I am using Spacy lemmatization for preprocessing texts.
doc = 'ups'
for i in nlp(doc):
print(i.lemma_)
>> up
I understand why spacy remove the 's', but it is important for me that in that case, it won't do it. Is there a way to add specific rules to spacy or do I have to use If statements outside the process (which is something I don't want to do )
For spacy v2:
Depending on whether you have a tagger, you can customize the rule-based lemmatizer exceptions or the lookup table:
import spacy
# original
nlp = spacy.load("en_core_web_sm", disable=["parser", "ner"])
# may be "up" or "ups" depending on exact version of spacy/model because it
# depends on the POS tag
assert nlp("ups")[0].lemma_ in ("ups", "up")
# 1. Exception for rule-based lemmatizer (with tagger)
# reload to start with a clean lemma cache
nlp = spacy.load("en_core_web_sm", disable=["parser", "ner"])
# add an exception for "ups" as with POS NOUN or VERB
nlp.vocab.lookups.get_table("lemma_exc")["noun"]["ups"] = ["ups"]
nlp.vocab.lookups.get_table("lemma_exc")["verb"]["ups"] = ["ups"]
assert nlp("ups")[0].lemma_ == "ups"
# 2. New entry for lookup lemmatizer (without tagger)
nlp = spacy.load("en_core_web_sm", disable=["tagger", "parser", "ner"])
nlp.vocab.lookups.get_table("lemma_lookup")["ups"] = "ups"

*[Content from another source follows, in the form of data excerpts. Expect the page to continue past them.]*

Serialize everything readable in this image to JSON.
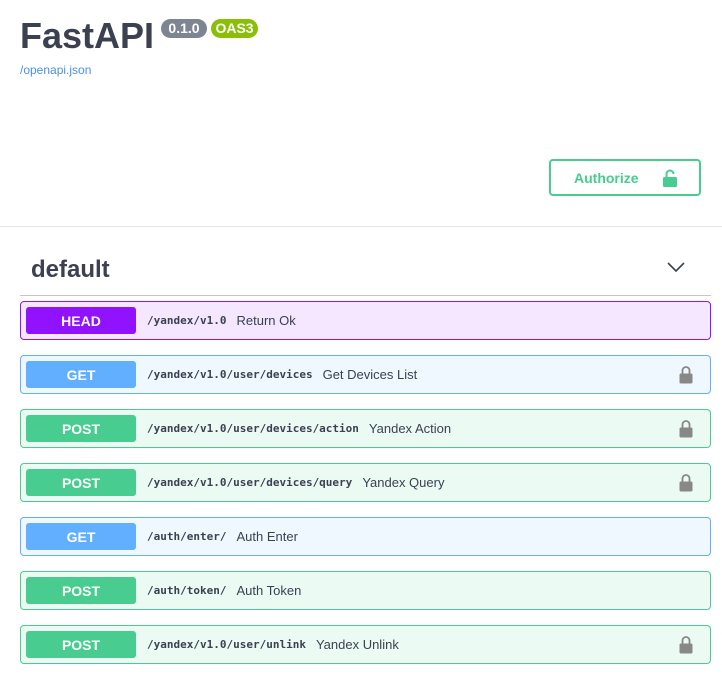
{
  "info": {
    "title": "FastAPI",
    "version_badge": "0.1.0",
    "oas_badge": "OAS3",
    "spec_link": "/openapi.json"
  },
  "authorize": {
    "label": "Authorize",
    "icon": "lock-icon"
  },
  "section": {
    "title": "default",
    "icon": "chevron-down-icon"
  },
  "operations": [
    {
      "method": "HEAD",
      "path": "/yandex/v1.0",
      "summary": "Return Ok",
      "locked": false
    },
    {
      "method": "GET",
      "path": "/yandex/v1.0/user/devices",
      "summary": "Get Devices List",
      "locked": true
    },
    {
      "method": "POST",
      "path": "/yandex/v1.0/user/devices/action",
      "summary": "Yandex Action",
      "locked": true
    },
    {
      "method": "POST",
      "path": "/yandex/v1.0/user/devices/query",
      "summary": "Yandex Query",
      "locked": true
    },
    {
      "method": "GET",
      "path": "/auth/enter/",
      "summary": "Auth Enter",
      "locked": false
    },
    {
      "method": "POST",
      "path": "/auth/token/",
      "summary": "Auth Token",
      "locked": false
    },
    {
      "method": "POST",
      "path": "/yandex/v1.0/user/unlink",
      "summary": "Yandex Unlink",
      "locked": true
    }
  ],
  "colors": {
    "head": "#9012fe",
    "get": "#61affe",
    "post": "#49cc90",
    "text": "#3b4151",
    "link": "#4990e2"
  }
}
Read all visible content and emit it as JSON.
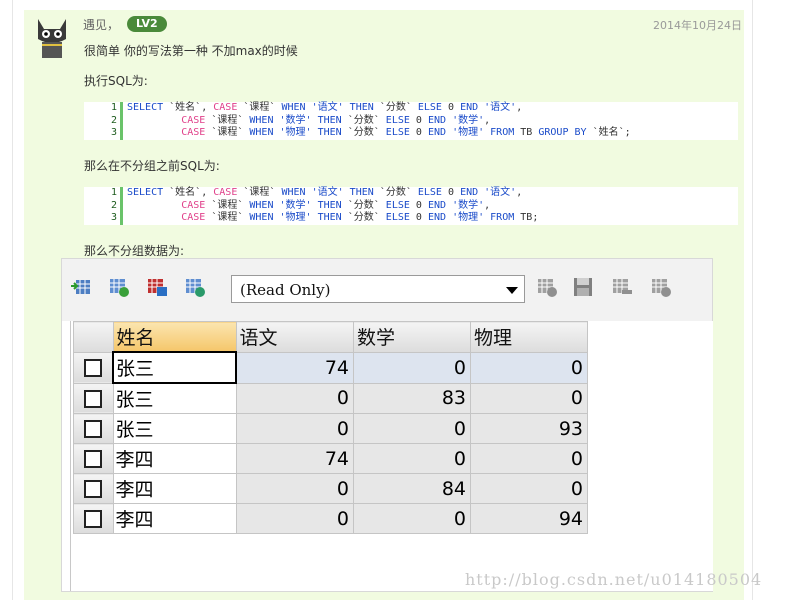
{
  "comment": {
    "username": "遇见，",
    "level": "LV2",
    "date": "2014年10月24日",
    "line1": "很简单 你的写法第一种  不加max的时候",
    "label_sql": "执行SQL为:",
    "label_before_group": "那么在不分组之前SQL为:",
    "label_data": "那么不分组数据为:",
    "watermark": "http://blog.csdn.net/u014180504"
  },
  "code1": [
    {
      "n": "1",
      "t": "SELECT `姓名`, CASE `课程` WHEN '语文' THEN `分数` ELSE 0 END '语文',"
    },
    {
      "n": "2",
      "t": "         CASE `课程` WHEN '数学' THEN `分数` ELSE 0 END '数学',"
    },
    {
      "n": "3",
      "t": "         CASE `课程` WHEN '物理' THEN `分数` ELSE 0 END '物理' FROM TB GROUP BY `姓名`;"
    }
  ],
  "code2": [
    {
      "n": "1",
      "t": "SELECT `姓名`, CASE `课程` WHEN '语文' THEN `分数` ELSE 0 END '语文',"
    },
    {
      "n": "2",
      "t": "         CASE `课程` WHEN '数学' THEN `分数` ELSE 0 END '数学',"
    },
    {
      "n": "3",
      "t": "         CASE `课程` WHEN '物理' THEN `分数` ELSE 0 END '物理' FROM TB;"
    }
  ],
  "tool": {
    "combo_value": "(Read Only)",
    "icons": [
      "grid-export-icon",
      "grid-add-icon",
      "grid-save-icon",
      "grid-refresh-icon",
      "grid-insert-icon",
      "disk-save-icon",
      "grid-delete-icon",
      "grid-cancel-icon"
    ]
  },
  "grid": {
    "headers": [
      "姓名",
      "语文",
      "数学",
      "物理"
    ],
    "rows": [
      [
        "张三",
        "74",
        "0",
        "0"
      ],
      [
        "张三",
        "0",
        "83",
        "0"
      ],
      [
        "张三",
        "0",
        "0",
        "93"
      ],
      [
        "李四",
        "74",
        "0",
        "0"
      ],
      [
        "李四",
        "0",
        "84",
        "0"
      ],
      [
        "李四",
        "0",
        "0",
        "94"
      ]
    ]
  }
}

assert nlp("ups")[0].lemma_ == "ups"
If you are processing words in isolation, the tagger is not going to be very reliable (you might get NOUN
, PROPN
, or VERB
for something like ups
), so it might be easier to deal with customizing the lookup lemmatizer. The quality of the rule-based lemmas is better overall, but you need at least full phrases, preferably full sentences, to get reasonable results.